Off-The-Wall Wagers for the 2014 Sochi Olympic Games

Sportsbooks have odds up on all the big events taking place in Sochi for the 2014 Winter Games, but the fun-loving folks at PaddyPower.com have posted odds on some of the happenings away from the podium. Olympic bettors can find lines on protests, gay athletes, condom shortages, and beer sales.

  1. It wouldn't be an Olympic Games without some drama surrounding the event. And Sochi 2014 has probably attracted the most fierce public backlash the IOC has ever seen.

    That controversy makes for some juicy Olympic prop bets. Here are the wildest, off-the-wall wagers for the 2014 Winter Games.
    Some of these odds are more off-putting than Sochi's tandem toilets.
  2. "Pussy Riot" to stage a protest (-400)

    The Russian feminist punk rock protest group recently had two members released from a two-year prison term for "hooliganism" after protesting a church (that doesn't go over well in any country) and doesn't think very highly of Russian President Vladimir Putin and his anti-gay laws ahead of the Sochi Games. The group is currently in the U.S. taking part in the "Bringing Human Rights Home" concert in Brooklyn, and have made powerful pals with pop legend Madonna.
  3. Vladimir Putin to appear topless (+300)

    For a world leader, Putin is in kick-ass shape. He's constantly parading around shirtless, riding a horse or fly fishing, which is funny because these are pretty much the most homoerotic images you can find without having to turn off your "safe search". We're surprised he didn't rip his shirt off and try to nurse a pissed-off leopard cub that attacked two reporters earlier this week.
  4. Video: Putin enters leopard cage at Sochi National Park
  5. Olympic Village to run out of condoms (+300)

    The condom shortage at Vancouver 2010 became world news, with athletes finding alternative ways to keep warm between events.

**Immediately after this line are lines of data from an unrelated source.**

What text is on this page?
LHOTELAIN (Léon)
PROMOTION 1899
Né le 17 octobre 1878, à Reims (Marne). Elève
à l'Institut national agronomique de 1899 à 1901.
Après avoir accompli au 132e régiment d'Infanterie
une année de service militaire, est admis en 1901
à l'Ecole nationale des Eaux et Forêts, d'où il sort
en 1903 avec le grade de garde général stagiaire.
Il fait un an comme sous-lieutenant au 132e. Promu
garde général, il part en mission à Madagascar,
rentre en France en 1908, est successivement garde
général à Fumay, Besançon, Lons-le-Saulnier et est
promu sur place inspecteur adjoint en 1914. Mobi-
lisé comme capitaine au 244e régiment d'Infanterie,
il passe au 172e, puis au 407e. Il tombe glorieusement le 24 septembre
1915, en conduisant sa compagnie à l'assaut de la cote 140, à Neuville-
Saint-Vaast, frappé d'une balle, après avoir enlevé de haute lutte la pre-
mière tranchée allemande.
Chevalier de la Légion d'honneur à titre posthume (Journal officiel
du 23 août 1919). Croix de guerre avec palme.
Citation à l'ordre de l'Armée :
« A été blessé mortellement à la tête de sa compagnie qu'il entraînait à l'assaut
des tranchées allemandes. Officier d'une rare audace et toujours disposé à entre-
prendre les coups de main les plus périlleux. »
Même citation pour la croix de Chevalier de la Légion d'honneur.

There were 100,000 rubbers given out in the Olympic Village in 2010, and 150,000 during the 2013 Summer Games in London, which averaged out to about 15 per athlete.

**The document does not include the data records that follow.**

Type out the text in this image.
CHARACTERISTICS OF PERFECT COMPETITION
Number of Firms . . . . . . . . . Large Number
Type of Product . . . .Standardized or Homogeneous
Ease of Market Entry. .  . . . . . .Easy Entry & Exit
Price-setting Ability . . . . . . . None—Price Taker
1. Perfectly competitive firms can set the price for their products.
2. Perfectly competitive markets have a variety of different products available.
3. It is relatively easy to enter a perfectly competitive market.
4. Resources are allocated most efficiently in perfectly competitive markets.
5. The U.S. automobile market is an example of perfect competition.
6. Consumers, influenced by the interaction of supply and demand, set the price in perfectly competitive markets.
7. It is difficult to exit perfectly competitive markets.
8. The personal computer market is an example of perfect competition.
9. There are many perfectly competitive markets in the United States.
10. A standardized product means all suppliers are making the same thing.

    With many athletes being told to stay safe and sound in the Olympic Village in Sochi, the 2014 games could put a strain on the IOC's "recreation" budget when it comes to condoms. And if our Olympic hotties slideshow is any indication, there's no shortage of good looking people competing this year.
  6. BrewDog to sell 1,000 bottles in Sochi (+1,000)

    The Scottish brewing company has released a special edition beer just in the time for the 2014 Sochi Games: "‘Hello, My Name is Vladimir". The label features a Andy Worhol-like image of Putin with "*not for gays" written in small print. BrewDog is hoping the beer takes off a protest to Putin's laws on homosexuals, according to co-founder James Watt.
  7. Seven or more podium winners to sport rainbow colors (+350) / Any Sochi Winter Olympics medal winner to come out in 2014 (+350)
  8. The political sparring between liberal athletes and human rights groups versus the views of the host country are about as heated as the medal competition. There are six openly gay athletes competing in Sochi, all of which are women. However, with the biggest stage in the world, it's safe to assume gay rights supporters and even a few closeted gay athletes will look to send a message to President Putin.

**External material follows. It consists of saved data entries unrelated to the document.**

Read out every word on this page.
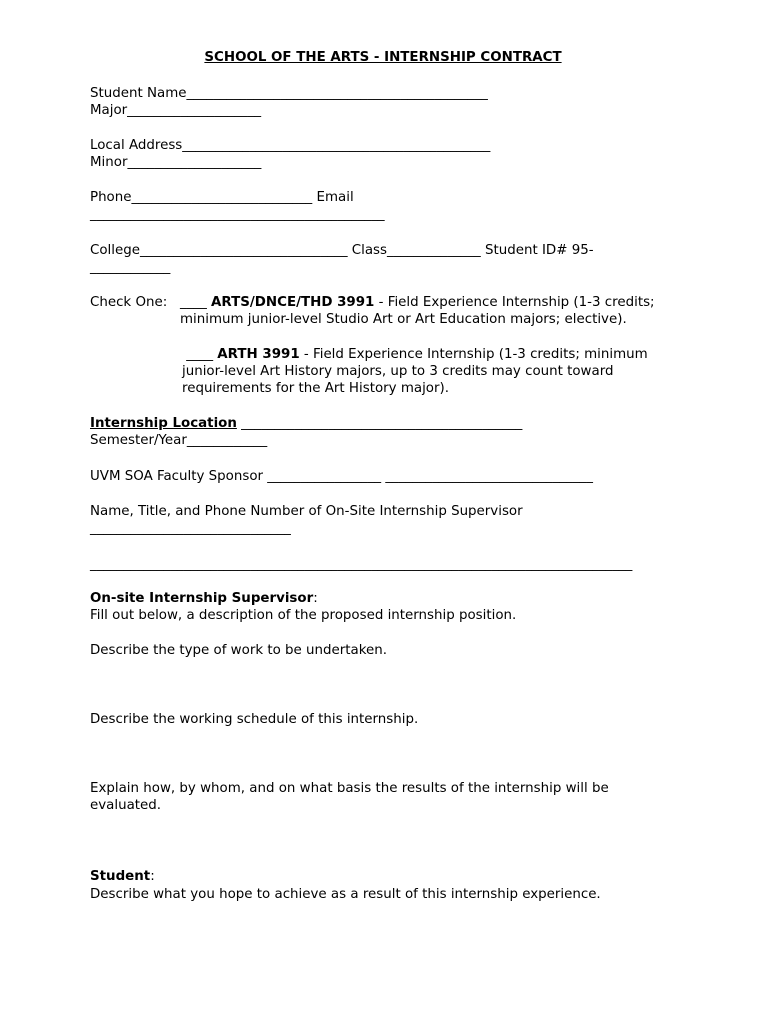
SCHOOL OF THE ARTS - INTERNSHIP CONTRACT
Student Name_____________________________________________
Major____________________
Local Address______________________________________________
Minor____________________
Phone___________________________ Email
____________________________________________
College_______________________________ Class______________ Student ID# 95-
____________
Check One: ____ ARTS/DNCE/THD 3991 - Field Experience Internship (1-3 credits;
minimum junior-level Studio Art or Art Education majors; elective).
____ ARTH 3991 - Field Experience Internship (1-3 credits; minimum
junior-level Art History majors, up to 3 credits may count toward
requirements for the Art History major).
Internship Location __________________________________________
Semester/Year____________
UVM SOA Faculty Sponsor _________________ _______________________________
Name, Title, and Phone Number of On-Site Internship Supervisor
______________________________
_________________________________________________________________________________
On-site Internship Supervisor:
Fill out below, a description of the proposed internship position.
Describe the type of work to be undertaken.
Describe the working schedule of this internship.
Explain how, by whom, and on what basis the results of the internship will be
evaluated.
Student:
Describe what you hope to achieve as a result of this internship experience.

    The Germans are on board, sporting rainbow uniforms - which they swear has nothing to do with making a political statement. If you think Germany can win seven or more medals at Sochi, we'd say that +350 is a safe bet.
  9. Banksy to deface a Sochi stadium (+800)

    Banksy wears many caps, but he's best known as a politically-fueled graffiti artist and rumors have it that he's en route to Russia looking to make the Sochi Games his canvas. He created numerous works in London for the 2012 Summer Games, mostly poking fun at the militarily state involved in the games' security measures.
  10. Any national team to officially boycott the Sochi Olympic Games (+800) / Sochi Winter Olympics to be called off entirely (+2,500)

    Murmurs of boycotts have bubbled up since Putin's anti-gay laws on "propaganda of homosexualism among minors" but it doesn't look like any country will actually pull the plug on the Olympic Games.

    As for cancelling the whole thing, well you'd be better served betting that money on a shirtless Putin or whether it will rain during the opening ceremony (+350). The forecast in Sochi Friday is calling for clear skies and temperatures in the mid 50s with a zero percent chance of rain - the exact same chance the 2014 Winter Games have of being called off.